The interesting thing is how regional reputation/rankings is even for so-called national schools.  My assumption is that for people in certain areas of New England and the Mid-Atlantic, the difference between the various NESCAC schools + other small LACs in the area is really meaningful to them.  By contrast, in LA, I think there are a lot of highly-educated people who, if they have even heard of all of the NESCAC schools, would kind of view all but a couple of them as completely interchangeable and would probably confuse them with Bennington, for instance.  That's not to say LA folks aren't prestige focused, but for a variety of reasons (distance, weather, strong state school options nearby), liberal arts colleges aren't as widely chosen, percentage-wise. Moreover, when they do leave SoCal for an LAC, they are widely-dispersed in their destination.  That means that most people don't know enough kids who have even considered the Maine schools, let alone gone there, for instance, to have established a pecking order in their minds.  It's kind of freeing in a way.

I agree. There is a huge provincialism about all of these schools. While the NESCACs, at least most of them, are well known nationally, when you travel around to different areas they aren't put on a pedestal the same way they often are in the Northeast. I grew up in NJ, and I certainly knew most of the NESCACs. I never heard of Washington and Lee until I opened the big book of colleges we all used in the 90s. No one from my public NJ h.s. had ever applied to Washington and Lee.

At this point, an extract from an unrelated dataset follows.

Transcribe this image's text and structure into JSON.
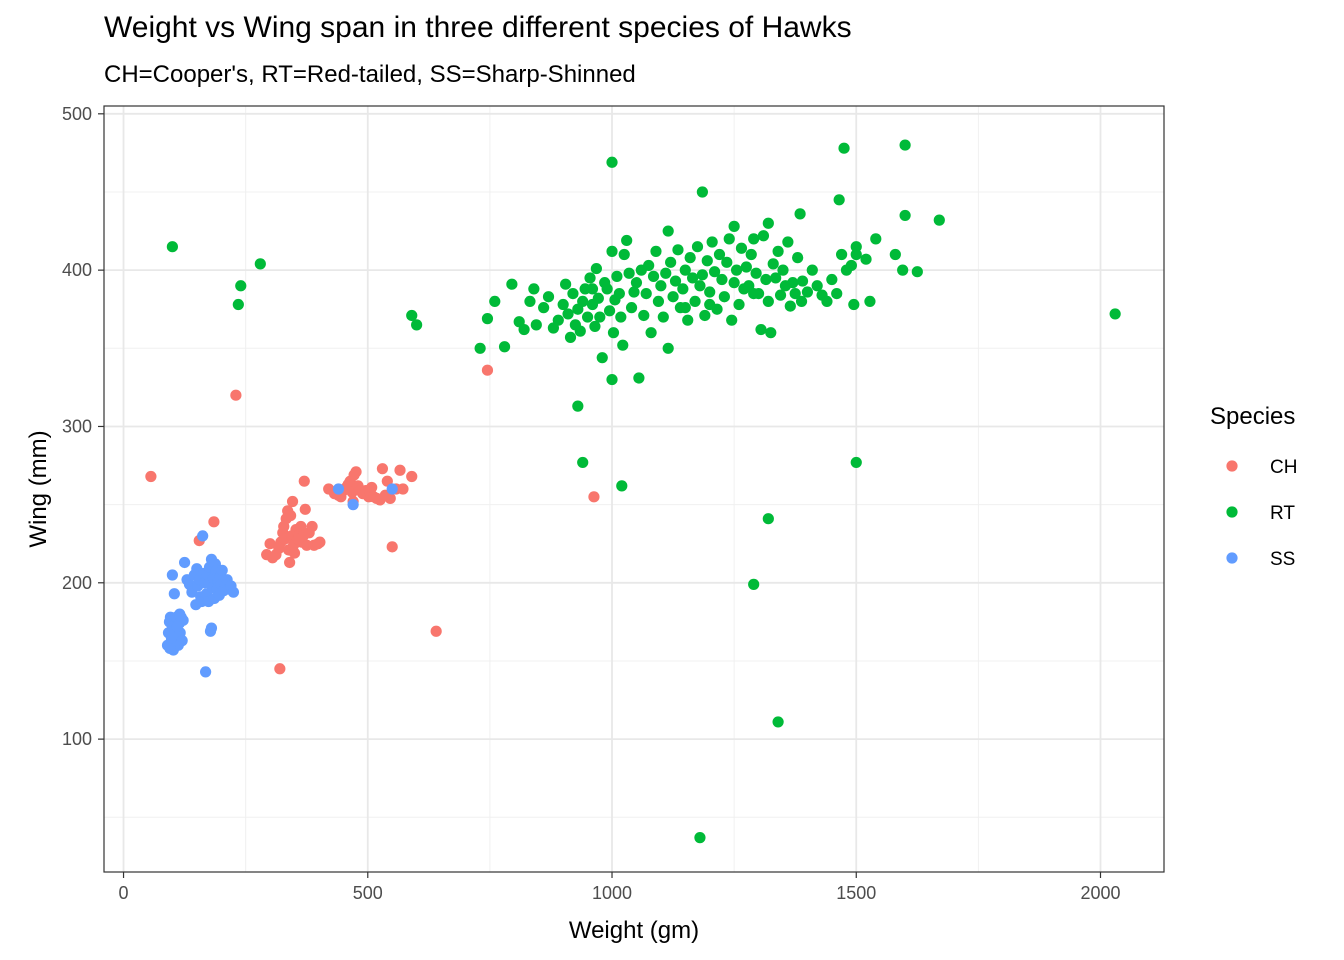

As someone ranked fairly highly in my class, my teachers, guidance counselors, etc., were shocked I was going to a school they had never heard of. They kept thinking I was going to Washington University, or Washington College, or Mary Washington, or George Washington.

When I graduated and moved back to NJ and then Manhattan for work, W&L was still pretty unknown in most circles. There was no real boost for it, like there was for Amherst or other NESCACs. However, as soon as I started making connections in my industry, and found some companies headquartered in the south, I was in a lot more demand. W&L carried a whole different reputation with companies in Georgia, TN, FL, NC, AL, etc. As I moved to one of those companies, and eventually sat on some hiring boards, it became obvious that W&L grads were preferred. Amherst, Grinnell, Tufts, etc.... nowhere near the same cache they held in the Northeast.

So yeah, "National Liberal Arts School" is correct, but if you want that recognition boost, think about where you want to be after college as well. I don't think W&L is going to play any better in Oregon than it did in NYC. But I don't think the C-M-S names are going to play as well in GA as they will in California. Amherst probably plays well nationally, but not as well as it does in NYC and Boston, let alone a school like Hamilton or Trinity (CT). All are great schools, but how well they play after graduation is very much still a matter of location, or maybe an alumni in a key position or two.